Altenberg de Bergheim 2008 – Marcel Deiss (58€) : un vin qui se présente jeune dans une simplicité évidente fruité et très mûre, mais dont la bouche possède déjà les attributs des très grands vins de terroir : ampleur, minéralité et profondeur sur un style demi-sec acidulé. Très Grand vin, de grande garde. 19.5/20 2013-2038 (12.1%, 79 g/l SR, 6g/l AT)

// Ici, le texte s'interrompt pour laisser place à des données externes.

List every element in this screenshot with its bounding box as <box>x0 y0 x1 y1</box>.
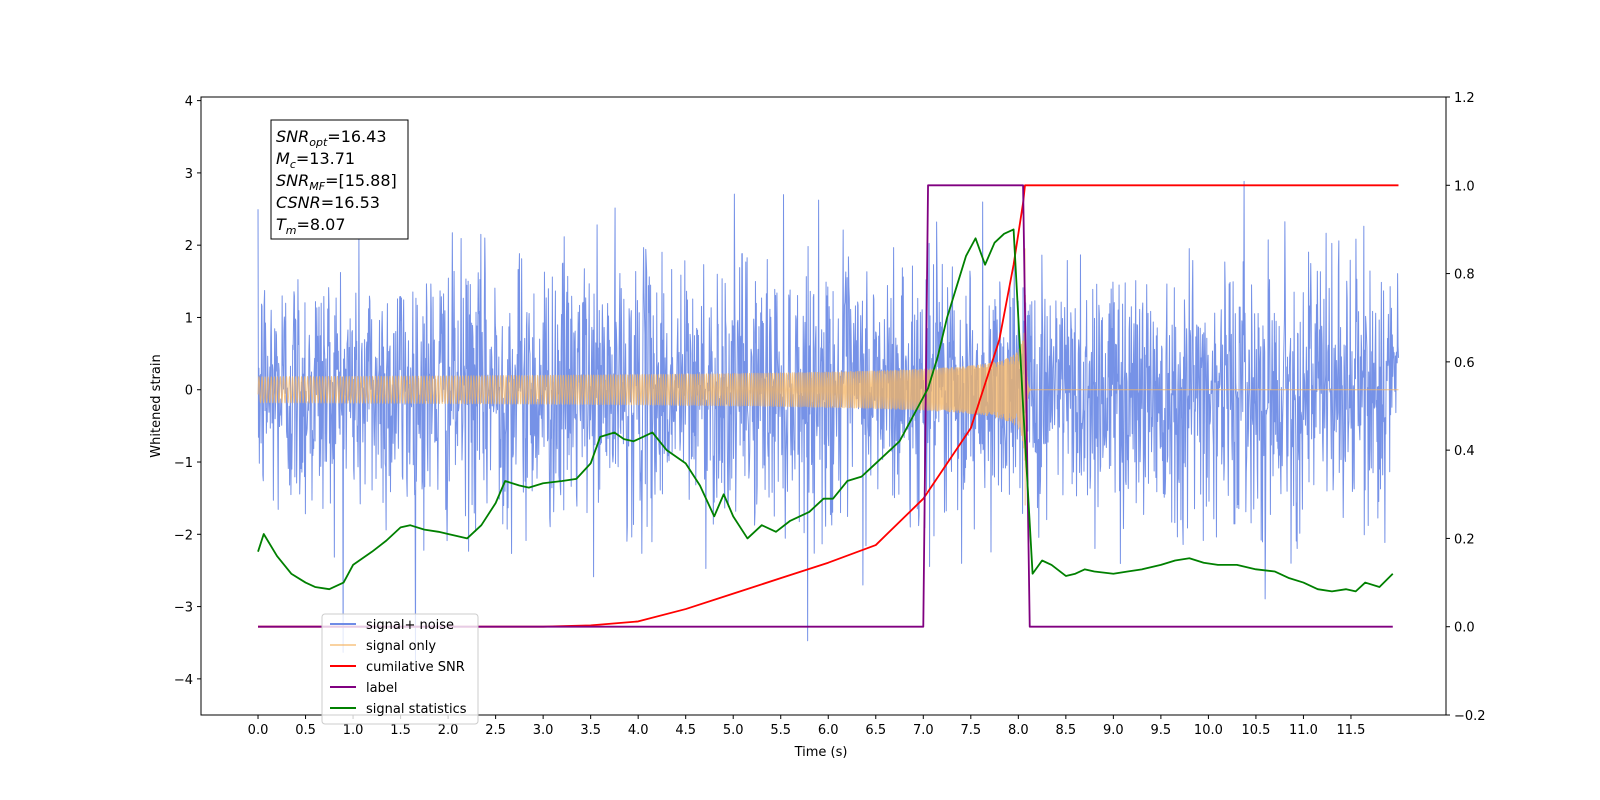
y-axis-label: Whitened strain <box>149 354 164 457</box>
y-tick-label-left: 2 <box>185 239 193 254</box>
series-line-signal-statistics <box>257 228 1394 593</box>
x-tick-label: 8.5 <box>1056 723 1077 738</box>
x-tick-label: 7.0 <box>913 723 934 738</box>
annotation-value: =[15.88] <box>325 171 397 190</box>
annotation-subscript: m <box>286 224 297 237</box>
annotation-line: SNRopt=16.43 <box>276 127 387 149</box>
annotation-subscript: c <box>290 158 296 171</box>
y-tick-label-left: 3 <box>185 167 193 182</box>
y-tick-label-left: 0 <box>185 384 193 399</box>
annotation-line: Tm=8.07 <box>276 215 346 237</box>
annotation-value: =8.07 <box>297 215 346 234</box>
y-tick-label-right: 0.4 <box>1454 444 1475 459</box>
annotation-box: SNRopt=16.43Mc=13.71SNRMF=[15.88]CSNR=16… <box>270 119 409 240</box>
y-tick-label-left: 1 <box>185 311 193 326</box>
x-tick-label: 11.5 <box>1336 723 1365 738</box>
y-tick-label-left: −1 <box>174 456 193 471</box>
series-line-signal-only <box>257 248 1399 506</box>
x-tick-label: 9.0 <box>1103 723 1124 738</box>
annotation-symbol: CSNR <box>276 193 321 212</box>
legend-label: cumilative SNR <box>366 660 465 675</box>
x-tick-label: 0.0 <box>248 723 269 738</box>
annotation-line: SNRMF=[15.88] <box>276 171 397 193</box>
x-tick-label: 4.5 <box>675 723 696 738</box>
x-tick-label: 1.0 <box>343 723 364 738</box>
annotation-value: =13.71 <box>296 149 355 168</box>
x-tick-label: 3.5 <box>580 723 601 738</box>
plot-frame <box>200 96 1447 716</box>
annotation-value: =16.53 <box>321 193 380 212</box>
series-line-signal-noise <box>257 180 1399 664</box>
series-line-label <box>258 184 1393 628</box>
y-tick-label-right: 0.2 <box>1454 532 1475 547</box>
y-tick-label-left: −4 <box>174 673 193 688</box>
x-axis-label: Time (s) <box>794 745 848 760</box>
legend: signal+ noise signal only cumilative SNR la… <box>321 613 479 725</box>
x-tick-label: 1.5 <box>390 723 411 738</box>
series-line-cumilative-snr <box>258 184 1399 628</box>
x-tick-label: 4.0 <box>628 723 649 738</box>
annotation-symbol: SNR <box>276 171 309 190</box>
y-tick-label-right: 0.8 <box>1454 268 1475 283</box>
legend-label: signal+ noise <box>366 618 454 633</box>
legend-label: label <box>366 681 397 696</box>
x-tick-label: 6.0 <box>818 723 839 738</box>
y-tick-label-right: −0.2 <box>1454 709 1486 724</box>
x-tick-label: 10.5 <box>1241 723 1270 738</box>
y-tick-label-left: 4 <box>185 95 193 110</box>
annotation-value: =16.43 <box>327 127 386 146</box>
x-tick-label: 3.0 <box>533 723 554 738</box>
annotation-subscript: opt <box>309 136 328 149</box>
x-tick-label: 11.0 <box>1289 723 1318 738</box>
annotation-symbol: SNR <box>276 127 309 146</box>
y-tick-label-right: 0.6 <box>1454 356 1475 371</box>
x-tick-label: 8.0 <box>1008 723 1029 738</box>
x-tick-label: 10.0 <box>1194 723 1223 738</box>
x-tick-label: 5.0 <box>723 723 744 738</box>
x-tick-label: 5.5 <box>770 723 791 738</box>
y-tick-label-right: 1.0 <box>1454 179 1475 194</box>
y-tick-label-left: −2 <box>174 528 193 543</box>
x-tick-label: 2.5 <box>485 723 506 738</box>
x-tick-label: 0.5 <box>295 723 316 738</box>
y-tick-label-right: 1.2 <box>1454 91 1475 106</box>
annotation-symbol: M <box>276 149 290 168</box>
x-tick-label: 2.0 <box>438 723 459 738</box>
annotation-line: CSNR=16.53 <box>276 193 380 212</box>
legend-label: signal statistics <box>366 702 467 717</box>
x-tick-label: 6.5 <box>865 723 886 738</box>
annotation-symbol: T <box>276 215 287 234</box>
y-tick-label-left: −3 <box>174 601 193 616</box>
x-tick-label: 9.5 <box>1151 723 1172 738</box>
annotation-line: Mc=13.71 <box>276 149 355 171</box>
y-tick-label-right: 0.0 <box>1454 621 1475 636</box>
legend-label: signal only <box>366 639 436 654</box>
annotation-subscript: MF <box>309 180 325 193</box>
x-tick-label: 7.5 <box>960 723 981 738</box>
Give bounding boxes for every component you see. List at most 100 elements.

Gewurztraminer Grand Cru Mambourg Quintessence de Grains Nobles 2008 – Domaine Weinbach : robe jaune doré avec un bel éclat. Nez de pâte de fruits, d'écorce d'agrumes, toucher de bouche remarquable, citronné et dense, d'une grande pureté. Belle fraîcheur, très buvable. 20/20 (10.5%, 245 g/l SR, 6.9 g/l AT)

Découvrir le millésime en deux séries permet de se caler le palais sur une sélection de vins très aboutis, cette notion de maturité parfaite au niveau physiologique étant importante en 2008 pour avoir de grands vins. Après 2007, 2008 a également produit sont lot de grands vins, et il faudra goûter  les meilleurs 2009 pour savoir si nous sommes en présence d’une trilogie comparable à 1988-1989-1990.